With COVID-19 cases on the rise, employees across the country are wondering if their jobs could, once again, be at risk. Given how uncertain the situation is right now, employers may opt to “Infectious Disease Emergency Lay-off” ("IDEL”) employees and recall them once restrictions loosen in the future.
Prior to the pandemic, a temporary layoff was lawful only if it was expressly accounted for in the employee’s contract. Ontario’s Employment Standards Act has since changed, however, to allow for an IDEL.
“The consequence is that some employees have been laid off since March 2020, without a secure recall date and without pay,” says Kimberly Sebag, an associate with Toronto-based law firm Lecker and Associates. “But while employers are allowed to suspend employees under the infectious disease leave, this is not permitted under common law.”
If you do find yourself temporarily laid off, it’s important to determine whether it was a “legitimate layoff,” says Bram A. Lecker, an employment lawyer and founder of Lecker and Associates. Many employers are using the pandemic as an opportunity to trim staff, which is not in the spirit of the revised laws, he says. Call a lawyer if something feels off.

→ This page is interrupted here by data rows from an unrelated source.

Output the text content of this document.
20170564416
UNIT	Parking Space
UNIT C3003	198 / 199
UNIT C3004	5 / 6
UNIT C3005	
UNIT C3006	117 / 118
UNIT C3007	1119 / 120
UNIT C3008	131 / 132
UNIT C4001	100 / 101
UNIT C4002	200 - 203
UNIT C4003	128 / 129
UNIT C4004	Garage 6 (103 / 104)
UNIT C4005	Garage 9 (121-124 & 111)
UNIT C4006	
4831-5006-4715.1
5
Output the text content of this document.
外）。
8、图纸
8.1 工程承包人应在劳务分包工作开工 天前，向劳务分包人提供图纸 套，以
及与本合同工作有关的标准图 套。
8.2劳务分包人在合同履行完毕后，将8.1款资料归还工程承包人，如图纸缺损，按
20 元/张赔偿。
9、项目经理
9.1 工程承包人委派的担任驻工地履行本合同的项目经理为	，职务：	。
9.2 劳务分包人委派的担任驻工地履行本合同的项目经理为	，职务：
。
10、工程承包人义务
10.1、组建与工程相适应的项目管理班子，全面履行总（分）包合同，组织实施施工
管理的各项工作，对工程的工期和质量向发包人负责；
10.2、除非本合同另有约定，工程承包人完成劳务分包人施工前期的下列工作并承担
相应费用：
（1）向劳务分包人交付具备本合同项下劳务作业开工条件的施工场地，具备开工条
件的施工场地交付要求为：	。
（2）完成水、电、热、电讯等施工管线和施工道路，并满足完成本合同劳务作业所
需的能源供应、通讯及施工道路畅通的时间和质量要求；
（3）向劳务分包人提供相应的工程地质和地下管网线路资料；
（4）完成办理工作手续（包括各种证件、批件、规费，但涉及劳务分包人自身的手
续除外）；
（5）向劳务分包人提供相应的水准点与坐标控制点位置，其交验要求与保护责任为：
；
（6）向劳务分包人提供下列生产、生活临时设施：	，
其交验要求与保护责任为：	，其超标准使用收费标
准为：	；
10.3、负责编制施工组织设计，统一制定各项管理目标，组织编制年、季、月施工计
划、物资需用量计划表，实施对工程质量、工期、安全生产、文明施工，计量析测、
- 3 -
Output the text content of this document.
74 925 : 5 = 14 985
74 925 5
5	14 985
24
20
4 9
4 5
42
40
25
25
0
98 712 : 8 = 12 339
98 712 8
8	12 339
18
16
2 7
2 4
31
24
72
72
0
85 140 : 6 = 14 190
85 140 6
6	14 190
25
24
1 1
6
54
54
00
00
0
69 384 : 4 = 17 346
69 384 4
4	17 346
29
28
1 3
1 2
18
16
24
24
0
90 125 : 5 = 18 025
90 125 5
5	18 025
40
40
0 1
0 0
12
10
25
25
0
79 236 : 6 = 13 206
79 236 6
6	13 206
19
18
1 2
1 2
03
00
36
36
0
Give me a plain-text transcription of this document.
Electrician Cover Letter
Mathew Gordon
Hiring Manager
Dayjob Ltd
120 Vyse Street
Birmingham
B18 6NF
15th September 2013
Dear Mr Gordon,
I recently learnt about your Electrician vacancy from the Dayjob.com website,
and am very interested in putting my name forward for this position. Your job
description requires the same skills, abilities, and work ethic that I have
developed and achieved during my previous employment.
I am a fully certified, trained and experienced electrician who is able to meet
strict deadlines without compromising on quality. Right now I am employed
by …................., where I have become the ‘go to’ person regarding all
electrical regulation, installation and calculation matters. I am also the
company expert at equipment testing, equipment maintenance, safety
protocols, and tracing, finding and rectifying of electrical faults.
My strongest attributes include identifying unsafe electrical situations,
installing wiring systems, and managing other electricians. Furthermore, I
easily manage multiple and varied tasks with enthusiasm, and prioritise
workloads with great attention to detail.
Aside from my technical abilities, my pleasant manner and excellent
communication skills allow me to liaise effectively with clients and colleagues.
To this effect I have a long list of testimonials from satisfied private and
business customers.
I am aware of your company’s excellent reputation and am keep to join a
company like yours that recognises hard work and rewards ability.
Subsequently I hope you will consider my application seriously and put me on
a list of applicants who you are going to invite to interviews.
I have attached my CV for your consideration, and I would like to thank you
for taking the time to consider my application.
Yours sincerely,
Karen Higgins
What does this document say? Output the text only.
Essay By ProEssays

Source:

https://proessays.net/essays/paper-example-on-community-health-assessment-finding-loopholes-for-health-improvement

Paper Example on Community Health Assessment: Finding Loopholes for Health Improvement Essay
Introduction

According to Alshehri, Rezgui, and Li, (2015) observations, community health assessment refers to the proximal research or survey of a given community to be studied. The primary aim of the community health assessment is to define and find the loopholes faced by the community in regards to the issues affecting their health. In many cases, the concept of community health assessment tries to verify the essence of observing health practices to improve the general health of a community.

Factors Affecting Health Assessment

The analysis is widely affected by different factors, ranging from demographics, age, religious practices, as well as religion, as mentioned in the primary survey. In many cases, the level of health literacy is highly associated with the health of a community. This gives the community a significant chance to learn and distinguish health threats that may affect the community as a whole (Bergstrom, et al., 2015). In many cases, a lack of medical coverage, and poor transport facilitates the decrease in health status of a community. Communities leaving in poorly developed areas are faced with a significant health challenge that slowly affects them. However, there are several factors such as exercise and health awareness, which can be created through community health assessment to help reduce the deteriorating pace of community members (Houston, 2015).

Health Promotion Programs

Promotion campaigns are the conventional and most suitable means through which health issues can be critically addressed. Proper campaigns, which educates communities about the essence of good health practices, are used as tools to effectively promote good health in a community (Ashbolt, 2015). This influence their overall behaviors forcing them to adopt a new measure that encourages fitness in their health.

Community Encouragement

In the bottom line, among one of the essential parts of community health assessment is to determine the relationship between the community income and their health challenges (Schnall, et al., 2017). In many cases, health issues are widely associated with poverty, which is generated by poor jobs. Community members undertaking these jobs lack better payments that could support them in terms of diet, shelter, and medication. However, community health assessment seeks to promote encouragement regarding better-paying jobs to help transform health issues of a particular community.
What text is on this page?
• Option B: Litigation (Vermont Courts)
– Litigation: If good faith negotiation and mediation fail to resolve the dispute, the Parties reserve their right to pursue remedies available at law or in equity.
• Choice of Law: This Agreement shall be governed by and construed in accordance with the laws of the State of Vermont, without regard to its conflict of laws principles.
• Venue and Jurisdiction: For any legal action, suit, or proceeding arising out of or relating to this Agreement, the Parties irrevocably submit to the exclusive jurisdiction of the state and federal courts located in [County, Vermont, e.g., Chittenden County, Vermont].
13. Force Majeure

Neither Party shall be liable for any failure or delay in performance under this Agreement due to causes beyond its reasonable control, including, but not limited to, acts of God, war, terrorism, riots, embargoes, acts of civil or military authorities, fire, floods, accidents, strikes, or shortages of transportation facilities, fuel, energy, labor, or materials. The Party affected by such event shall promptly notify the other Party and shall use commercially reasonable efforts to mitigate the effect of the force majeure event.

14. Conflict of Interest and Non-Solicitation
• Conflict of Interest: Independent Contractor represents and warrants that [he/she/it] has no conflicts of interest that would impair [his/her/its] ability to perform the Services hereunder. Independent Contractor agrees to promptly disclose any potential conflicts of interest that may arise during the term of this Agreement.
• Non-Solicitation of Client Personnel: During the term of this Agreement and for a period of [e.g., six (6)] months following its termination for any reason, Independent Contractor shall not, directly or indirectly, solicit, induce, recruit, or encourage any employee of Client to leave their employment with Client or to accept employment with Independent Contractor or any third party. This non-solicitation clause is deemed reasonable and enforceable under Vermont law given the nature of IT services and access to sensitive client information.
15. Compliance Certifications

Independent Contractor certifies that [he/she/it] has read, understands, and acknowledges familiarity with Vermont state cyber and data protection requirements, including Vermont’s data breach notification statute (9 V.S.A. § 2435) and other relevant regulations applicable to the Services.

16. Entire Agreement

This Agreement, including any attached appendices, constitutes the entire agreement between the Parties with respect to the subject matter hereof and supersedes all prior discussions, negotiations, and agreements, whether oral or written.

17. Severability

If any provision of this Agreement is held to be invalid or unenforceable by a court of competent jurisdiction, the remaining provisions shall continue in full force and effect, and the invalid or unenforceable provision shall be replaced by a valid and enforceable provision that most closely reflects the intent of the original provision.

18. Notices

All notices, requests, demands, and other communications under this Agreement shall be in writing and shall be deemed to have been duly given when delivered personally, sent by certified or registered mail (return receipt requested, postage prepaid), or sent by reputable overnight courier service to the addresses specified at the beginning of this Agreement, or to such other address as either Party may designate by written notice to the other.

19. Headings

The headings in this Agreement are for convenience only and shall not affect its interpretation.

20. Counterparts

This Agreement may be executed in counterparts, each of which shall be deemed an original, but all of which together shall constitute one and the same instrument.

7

It’s also important to pay attention to what happens after the temporary layoff. If you’re not given a return date, if someone else takes your position, if your benefits have been discontinued or if your calls are going unanswered, then it could be time to seek legal counsel.
“That could be two months or six months, but at that time your common law rights are being violated,” says Lecker. “After a 13-week period (unless the layoff is for COVID-19-related reasons) the employer is in breach and you should start looking into whether you should be seeking compensation.”
Depending on the length of the layoff, you may want to start looking for another job. Keep in mind though, if you do find work elsewhere, your employer is only entitled to pay you the minimum severance laid out in the Employment Standards Act, which is just a few weeks of pay instead of potentially months.
Those who may be facing temporary layoffs today should speak to a lawyer to ensure that what’s happening is legal. If you’ve been off work since the pandemic began, consider calling your employer and asking directly when you’re coming back to work. At this point, if there’s no return date, then there could be a problem.
“At that point in time,” says Lecker, “it could really be a termination.”